Providing effective surgical care demands a high level of planning, scheduling, and proactive efforts to minimize delays and last-minute cancellations of surgeries or procedures. The OR is also a very fluid, fast-paced, dynamic environment that places a premium on staff members' successful reactions to the many changes that frequently occur, such as children getting sick the night before their surgery, physicians' late arrival delay ing the start of a procedure, or the addition of an emergency procedure at the last minute, all of which may back up the day's schedule. Working in an environment that simultaneously demands both proactive and reactive skills may create stress that leads to a lack of accountability when things do not run smoothly and, therefore, cause performance to suffer. It also can lead to the perception that "everything is beyond our control," rather than an effort to separate what can and cannot be controlled.
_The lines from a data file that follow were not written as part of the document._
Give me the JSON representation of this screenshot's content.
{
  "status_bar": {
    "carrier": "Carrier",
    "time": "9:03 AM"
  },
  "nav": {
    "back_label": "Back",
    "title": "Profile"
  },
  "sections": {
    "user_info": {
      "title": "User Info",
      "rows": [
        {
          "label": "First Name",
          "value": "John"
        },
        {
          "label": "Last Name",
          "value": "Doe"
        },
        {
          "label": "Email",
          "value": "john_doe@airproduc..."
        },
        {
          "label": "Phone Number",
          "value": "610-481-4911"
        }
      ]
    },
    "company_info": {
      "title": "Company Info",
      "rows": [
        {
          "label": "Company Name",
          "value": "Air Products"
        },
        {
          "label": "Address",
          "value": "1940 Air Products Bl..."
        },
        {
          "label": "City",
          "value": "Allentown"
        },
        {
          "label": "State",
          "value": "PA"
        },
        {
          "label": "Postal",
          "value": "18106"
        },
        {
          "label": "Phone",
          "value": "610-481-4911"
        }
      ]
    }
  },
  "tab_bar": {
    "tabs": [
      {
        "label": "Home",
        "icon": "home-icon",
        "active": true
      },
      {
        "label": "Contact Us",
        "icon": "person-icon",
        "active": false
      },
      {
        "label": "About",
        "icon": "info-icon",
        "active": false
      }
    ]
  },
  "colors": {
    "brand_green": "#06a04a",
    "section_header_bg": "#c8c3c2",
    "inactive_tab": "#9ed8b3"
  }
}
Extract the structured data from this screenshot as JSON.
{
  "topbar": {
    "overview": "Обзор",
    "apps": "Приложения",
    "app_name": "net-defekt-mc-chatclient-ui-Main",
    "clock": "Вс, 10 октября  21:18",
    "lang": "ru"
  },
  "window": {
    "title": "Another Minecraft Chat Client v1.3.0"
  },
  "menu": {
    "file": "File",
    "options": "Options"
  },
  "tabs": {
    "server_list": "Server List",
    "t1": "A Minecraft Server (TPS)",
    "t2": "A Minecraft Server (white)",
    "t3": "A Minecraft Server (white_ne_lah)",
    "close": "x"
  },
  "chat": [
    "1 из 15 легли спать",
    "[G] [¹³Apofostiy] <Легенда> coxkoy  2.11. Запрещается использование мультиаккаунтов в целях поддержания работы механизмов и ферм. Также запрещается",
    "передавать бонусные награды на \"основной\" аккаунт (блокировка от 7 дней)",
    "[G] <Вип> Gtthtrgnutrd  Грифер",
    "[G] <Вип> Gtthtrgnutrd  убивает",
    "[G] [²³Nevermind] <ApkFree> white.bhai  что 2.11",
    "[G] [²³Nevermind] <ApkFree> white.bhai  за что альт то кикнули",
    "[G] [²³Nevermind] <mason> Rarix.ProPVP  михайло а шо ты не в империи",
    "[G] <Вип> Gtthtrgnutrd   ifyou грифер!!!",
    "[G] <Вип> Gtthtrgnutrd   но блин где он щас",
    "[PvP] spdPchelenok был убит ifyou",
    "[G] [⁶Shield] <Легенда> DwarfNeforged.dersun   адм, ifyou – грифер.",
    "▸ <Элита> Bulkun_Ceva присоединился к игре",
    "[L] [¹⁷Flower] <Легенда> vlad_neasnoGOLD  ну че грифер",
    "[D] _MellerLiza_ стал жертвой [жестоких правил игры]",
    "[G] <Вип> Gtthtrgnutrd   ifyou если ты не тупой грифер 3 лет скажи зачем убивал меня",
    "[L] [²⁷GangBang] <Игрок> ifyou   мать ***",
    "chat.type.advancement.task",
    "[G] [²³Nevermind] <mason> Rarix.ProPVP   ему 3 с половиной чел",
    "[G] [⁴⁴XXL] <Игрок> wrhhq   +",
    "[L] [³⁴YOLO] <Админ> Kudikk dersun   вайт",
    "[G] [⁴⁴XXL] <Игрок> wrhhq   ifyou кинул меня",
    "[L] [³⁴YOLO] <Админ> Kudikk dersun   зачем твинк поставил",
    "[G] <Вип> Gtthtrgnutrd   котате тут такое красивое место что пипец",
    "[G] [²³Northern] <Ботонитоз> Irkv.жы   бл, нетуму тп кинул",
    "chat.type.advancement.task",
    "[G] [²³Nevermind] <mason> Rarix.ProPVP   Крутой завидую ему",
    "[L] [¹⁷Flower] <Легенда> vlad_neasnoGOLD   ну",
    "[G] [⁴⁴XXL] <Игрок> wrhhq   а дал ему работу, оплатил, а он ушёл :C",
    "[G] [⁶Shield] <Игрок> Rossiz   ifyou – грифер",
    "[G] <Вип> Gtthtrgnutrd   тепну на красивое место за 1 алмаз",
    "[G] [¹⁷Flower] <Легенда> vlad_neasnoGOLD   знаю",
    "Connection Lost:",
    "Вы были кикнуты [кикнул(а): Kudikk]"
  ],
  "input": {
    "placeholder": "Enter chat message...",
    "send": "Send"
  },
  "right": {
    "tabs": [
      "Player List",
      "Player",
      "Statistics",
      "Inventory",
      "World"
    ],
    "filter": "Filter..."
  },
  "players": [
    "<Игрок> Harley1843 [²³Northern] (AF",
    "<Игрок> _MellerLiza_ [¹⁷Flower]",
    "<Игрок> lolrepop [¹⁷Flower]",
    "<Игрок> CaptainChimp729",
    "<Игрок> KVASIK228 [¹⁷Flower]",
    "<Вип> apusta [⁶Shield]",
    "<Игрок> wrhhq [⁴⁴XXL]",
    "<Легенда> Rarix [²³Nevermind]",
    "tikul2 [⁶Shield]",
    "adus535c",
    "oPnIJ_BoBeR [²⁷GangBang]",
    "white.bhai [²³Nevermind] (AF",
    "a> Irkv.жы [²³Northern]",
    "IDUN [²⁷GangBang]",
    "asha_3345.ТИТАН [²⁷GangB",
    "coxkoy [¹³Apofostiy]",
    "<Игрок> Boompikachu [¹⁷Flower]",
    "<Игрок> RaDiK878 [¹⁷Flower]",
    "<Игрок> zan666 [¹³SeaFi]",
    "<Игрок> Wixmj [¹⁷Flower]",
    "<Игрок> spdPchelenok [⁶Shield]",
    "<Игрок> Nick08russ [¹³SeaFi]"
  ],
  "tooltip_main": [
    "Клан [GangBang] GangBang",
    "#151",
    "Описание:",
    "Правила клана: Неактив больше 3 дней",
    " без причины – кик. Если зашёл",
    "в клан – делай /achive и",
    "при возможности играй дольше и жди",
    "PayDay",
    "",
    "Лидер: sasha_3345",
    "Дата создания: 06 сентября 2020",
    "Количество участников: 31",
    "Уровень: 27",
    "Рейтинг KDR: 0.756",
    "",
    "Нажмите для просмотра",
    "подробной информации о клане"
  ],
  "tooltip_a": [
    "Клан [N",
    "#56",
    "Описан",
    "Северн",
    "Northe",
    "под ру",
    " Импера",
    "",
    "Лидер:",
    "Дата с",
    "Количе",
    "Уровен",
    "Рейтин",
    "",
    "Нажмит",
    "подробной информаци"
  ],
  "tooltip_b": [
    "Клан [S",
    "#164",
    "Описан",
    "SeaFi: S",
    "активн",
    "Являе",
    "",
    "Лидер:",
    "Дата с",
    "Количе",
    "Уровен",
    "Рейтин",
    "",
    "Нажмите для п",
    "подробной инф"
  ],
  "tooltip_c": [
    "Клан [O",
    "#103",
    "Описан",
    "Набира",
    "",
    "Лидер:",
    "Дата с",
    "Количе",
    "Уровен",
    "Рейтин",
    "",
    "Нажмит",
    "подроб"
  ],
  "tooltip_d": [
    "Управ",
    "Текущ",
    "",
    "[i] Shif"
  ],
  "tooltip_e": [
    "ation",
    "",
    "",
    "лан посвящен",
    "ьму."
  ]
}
The OR environment can be emotional and intense. Patients' lives are at stake. Staff members tend to minimize risk and reduce tension by creating a comfort zone around their patients. This may include the creation of sub-teams consisting of the same team members performing the same processes every day.
Assertive and decisive people, rather than passive individuals, tend to work in this type of environment. These types of people may work independently rather than interdependently and may be resistant to change. In some cases, the opposite is true. When certain types of people primarily view work as a reaction to constant change, then change becomes the working rule. These team members successfully "go with the flow" and consider this attitude to be an asset far more valuable than asserting control, where possible, over the work environment.